Em Outubro, a Scotland Yard deu conta de uma série de linhas de investigação e retratos-robô, nomeadamente de um homem visto a transportar uma criança pequena nos braços na noite do desaparecimento na Praia da Luz e de uma série de homens de cabelo claro vistos a rondar as imediações do apartamento onde a criança inglesa estava alojada. Porém, não obteve qualquer informação que permitisse esclarecer aqueles avistamentos, nem descobrir quem levou a cabo uma série de roubos no complexo turístico naquele ano.

Investigação conjunta recusada
Segundo a Scotland Yard, a PJ recusou uma investigação conjunta ao desaparecimento de Madeleine McCann, mas a polícia britânica está "cautelosamente optimista" em avançar com diligências em Portugal em breve, adiantou o vice-comissário adjunto, Martin Hewitt. "O ideal seria uma investigação conjunta, mas a polícia portuguesa entende que não é necessário", disse. Fonte da PJ não comenta a informação, mas recorda que em Portugal quem dirige os inquéritos é o Ministério Público. 

Hewitt garantiu serem "normais dentro da estrutura europeia" este tipo de investigações conjuntas e referiu lembrar-se de "três ou quatro exemplos" no Reino Unido, entre a polícia britânica e forças policiais estrangeiras. Ainda assim, Martin Hewitt, que é responsável pela divisão de Crime Organizado e Operações, disse estar "optimista" e espera uma resposta positiva às três cartas rogatórias com pedidos para diligências e para agentes britânicos acompanharem os polícias portuguesas nestas acções. As cartas foram enviadas para Portugal entre Outubro e Fevereiro à Procuradoria-Geral da República, que remete os documentos ao procurador titular do caso que decide a realização ou não das diligências pedidas.

Hewitt, que em Março se manifestou "frustrado" com a lentidão do processo, adiantou ter a noção de que alguns pedidos serão recusados, mas que estes "não são fatais" para a investigação. "Estou cautelosamente optimista em conseguir avançar com as linhas de investigação em Portugal. Estou confiante de que até ao final da semana teremos uma resposta escrita e que a maior parte dos pedidos serão aceites", adiantou. O vice comissário adjunto explicou que, após a formalização desde deferimento, será iniciado o planeamento e calendarização das diligências.

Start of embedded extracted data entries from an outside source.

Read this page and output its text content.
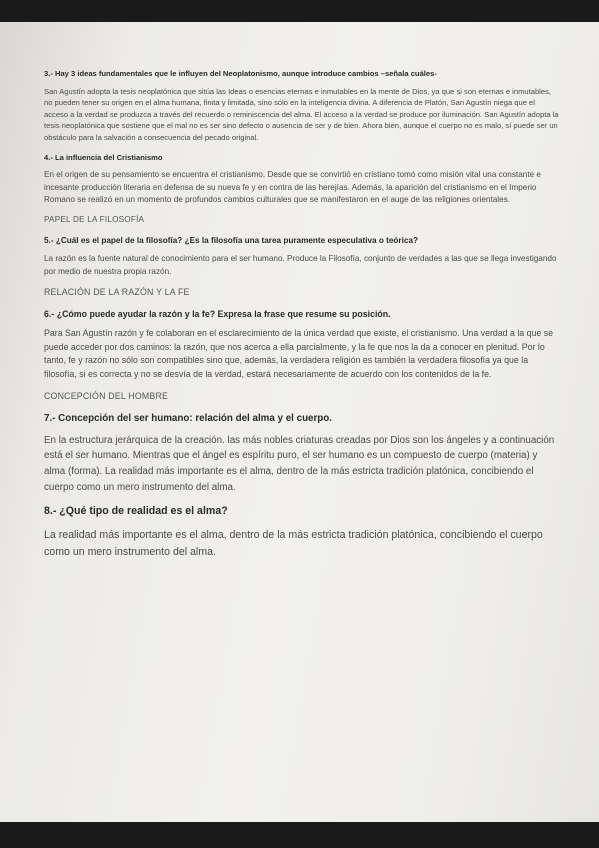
3.- Hay 3 ideas fundamentales que le influyen del Neoplatonismo, aunque introduce cambios –señala cuáles-

San Agustín adopta la tesis neoplatónica que sitúa las Ideas o esencias eternas e inmutables en la mente de Dios, ya que si son eternas e inmutables, no pueden tener su origen en el alma humana, finita y limitada, sino sólo en la inteligencia divina. A diferencia de Platón, San Agustín niega que el acceso a la verdad se produzca a través del recuerdo o reminiscencia del alma. El acceso a la verdad se produce por iluminación. San Agustín adopta la tesis neoplatónica que sostiene que el mal no es ser sino defecto o ausencia de ser y de bien. Ahora bien, aunque el cuerpo no es malo, sí puede ser un obstáculo para la salvación a consecuencia del pecado original.

4.- La influencia del Cristianismo

En el origen de su pensamiento se encuentra el cristianismo. Desde que se convirtió en cristiano tomó como misión vital una constante e incesante producción literaria en defensa de su nueva fe y en contra de las herejías. Además, la aparición del cristianismo en el Imperio Romano se realizó en un momento de profundos cambios culturales que se manifestaron en el auge de las religiones orientales.

PAPEL DE LA FILOSOFÍA

5.- ¿Cuál es el papel de la filosofía? ¿Es la filosofía una tarea puramente especulativa o teórica?

La razón es la fuente natural de conocimiento para el ser humano. Produce la Filosofía, conjunto de verdades a las que se llega investigando por medio de nuestra propia razón.

RELACIÓN DE LA RAZÓN Y LA FE

6.- ¿Cómo puede ayudar la razón y la fe? Expresa la frase que resume su posición.

Para San Agustín razón y fe colaboran en el esclarecimiento de la única verdad que existe, el cristianismo. Una verdad a la que se puede acceder por dos caminos: la razón, que nos acerca a ella parcialmente, y la fe que nos la da a conocer en plenitud. Por lo tanto, fe y razón no sólo son compatibles sino que, además, la verdadera religión es también la verdadera filosofía ya que la filosofía, si es correcta y no se desvía de la verdad, estará necesariamente de acuerdo con los contenidos de la fe.

CONCEPCIÓN DEL HOMBRE

7.- Concepción del ser humano: relación del alma y el cuerpo.

En la estructura jerárquica de la creación. las más nobles criaturas creadas por Dios son los ángeles y a continuación está el ser humano. Mientras que el ángel es espíritu puro, el ser humano es un compuesto de cuerpo (materia) y alma (forma). La realidad más importante es el alma, dentro de la más estricta tradición platónica, concibiendo el cuerpo como un mero instrumento del alma.

8.- ¿Qué tipo de realidad es el alma?

La realidad más importante es el alma, dentro de la más estricta tradición platónica, concibiendo el cuerpo como un mero instrumento del alma.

Ingleses gastaram mais de 6 milhões de euros
A investigação britânica começou em 2011, na sequência de um apelo público dos pais de Madeleine McCann, ao primeiro-ministro britânico, David Cameron, para lançar uma revisão "independente, transparente e completa" de toda a informação relativa ao desaparecimento da filha. A 12 de Maio de 2011, a ministra do Interior, Theresa May, com o apoio de Cameron, pediu à Polícia Metropolitana para iniciar uma revisão ao caso, invocando o "elevado interesse público" e "dimensão internacional".

Em Abril de 2012 a polícia britânica deu conta dos primeiros resultados da investigação, ao identificar "195 novas oportunidades de investigação" e a 4 de Junho anunciou a abertura de um inquérito formal. Em Junho do ano passado o diário Telegraph  noticiava que os dois anos de investigação tinham custado à Scotlad Yard cinco milhões de libras (cerca de seis milhões de euros). 

Madeleine McCann desapareceu poucos dias antes de fazer quatro anos, a 3 de Maio de 2007, do quarto onde dormia juntamente com os dois irmãos gémeos, mais novos, num apartamento de um aldeamento turístico na Praia da Luz, no Algarve.